Posisi yang baik mencerminkan harapan. Namun ketika kita melihat apa yang terjadi di lapangan, hal tersebut hanya sekedar retorika tanpa disertai tindakan. Pepatah Amerika yang mengatakan "Talk is cheap" cocok untuk mengaitkannya dengan krisis kekerasan yang tidak lazim yang kita alami saat.
Posisi Barat dan AS sangat jelas dan bias absolut mereka terhadap Israel bahkan tidak malu-malu lagi dan tanpa ragu-ragu.
Satu minggu setelah Badai Al-Aqsa di Hamas pada 7 Oktober, AS mengirimkan dua kapal induk terbesar dan terkuat di dunia, USS Gerald R. Ford dan USS Dwight D. Eisenhower untuk memberikan bantuan kepada sekutu pertamanya seperti yang digambarkan oleh kantor berita Associated Press.

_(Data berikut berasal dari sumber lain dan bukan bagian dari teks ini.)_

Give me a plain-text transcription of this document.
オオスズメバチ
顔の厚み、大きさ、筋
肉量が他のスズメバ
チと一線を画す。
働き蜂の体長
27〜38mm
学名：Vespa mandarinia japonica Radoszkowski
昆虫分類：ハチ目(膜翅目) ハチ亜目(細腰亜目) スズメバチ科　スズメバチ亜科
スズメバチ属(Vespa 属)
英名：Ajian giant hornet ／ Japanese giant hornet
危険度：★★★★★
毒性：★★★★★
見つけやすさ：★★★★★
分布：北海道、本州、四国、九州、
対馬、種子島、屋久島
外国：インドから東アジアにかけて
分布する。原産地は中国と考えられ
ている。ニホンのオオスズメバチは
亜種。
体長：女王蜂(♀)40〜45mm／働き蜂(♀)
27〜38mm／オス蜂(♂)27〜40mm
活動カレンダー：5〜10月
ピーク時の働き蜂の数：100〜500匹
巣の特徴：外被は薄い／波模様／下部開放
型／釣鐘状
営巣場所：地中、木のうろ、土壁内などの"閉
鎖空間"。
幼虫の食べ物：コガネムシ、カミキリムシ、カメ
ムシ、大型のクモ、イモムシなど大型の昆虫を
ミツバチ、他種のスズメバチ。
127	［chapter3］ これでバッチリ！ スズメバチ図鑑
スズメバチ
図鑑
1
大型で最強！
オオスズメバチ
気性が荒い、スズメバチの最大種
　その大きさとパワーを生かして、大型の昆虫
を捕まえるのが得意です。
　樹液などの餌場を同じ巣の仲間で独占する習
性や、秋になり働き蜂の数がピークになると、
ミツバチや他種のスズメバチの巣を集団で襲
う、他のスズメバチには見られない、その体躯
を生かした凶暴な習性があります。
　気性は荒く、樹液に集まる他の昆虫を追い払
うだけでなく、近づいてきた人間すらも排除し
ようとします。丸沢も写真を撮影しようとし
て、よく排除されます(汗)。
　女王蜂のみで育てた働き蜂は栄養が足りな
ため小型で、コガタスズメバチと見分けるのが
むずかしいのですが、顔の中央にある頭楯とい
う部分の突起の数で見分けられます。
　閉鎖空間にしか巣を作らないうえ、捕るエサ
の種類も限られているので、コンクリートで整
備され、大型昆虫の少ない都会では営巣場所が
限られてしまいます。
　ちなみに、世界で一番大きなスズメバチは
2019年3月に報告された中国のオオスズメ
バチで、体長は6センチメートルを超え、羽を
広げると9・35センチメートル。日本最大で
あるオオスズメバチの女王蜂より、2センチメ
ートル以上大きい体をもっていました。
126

Kapal-kapal itu kemudian bergabung pada tanggal 6 November dengan kapal selam kelas Ohio bertenaga nuklir yang mampu membawa hulu ledak nuklir seperti yang diumumkan oleh Komando Pusat AS di media sosial.
Langkah-langkah ini diikuti dengan dukungan Barat yang belum pernah terjadi sebelumnya kepada Israel. Gambaran dari video Perdana Menteri Inggris Rishi Sunak yang tiba di Israel dengan pesawat militer membawa senjata dan perlengkapan pendukungnya masih segar dalam ingatan kita.
Empat puluh hari setelah dimulainya genosida yang dipimpin Israel terhadap warga Palestina, Kanselir Jerman Olaf Scholz menegaskan dalam kunjungannya ke Tel Aviv bahwa negaranya "hanya mempunyai satu tempat, selama masa-masa sulit yang dialami negara Yahudi sendiri, dan hal itu terjadi di sisi Israel."
Kita menghadapi perang dualitas yang belum pernah kita lihat sebelumnya. Bahkan hal ini menunjukkan betapa besarnya fanatisme tersembunyi sebagian orang Barat terhadap orang Muslim.
Hal ini telah menjadi model tradisional untuk memenangkan suara dan bahkan menjadi strategi opsional di Amerika yang diterapkan oleh Donald Trump, kandidat Partai Republik Ron DeSantis dan yang lainnya.
Mereka mengancam akan mencegah orang-orang Arab dan Muslim masuk universitas dan melarang mereka masuk ke AS.
Sedangkan masyarakat Eropa pun tak kalah kerasnya karena sejumlah pesepakbola Eropa asal Arab menghadapi gelombang penganiayaan karena bersimpati pada rakyat Palestina. Tim Jerman Mainz memutus kontrak pemainnya Anwar El-Ghazi karena dukungannya terhadap rakyat Gaza. Politisi di Prancis menyerukan agar penghargaan Ballon d'Or dan kewarganegaraan Prancis Karim Benzema dicabut.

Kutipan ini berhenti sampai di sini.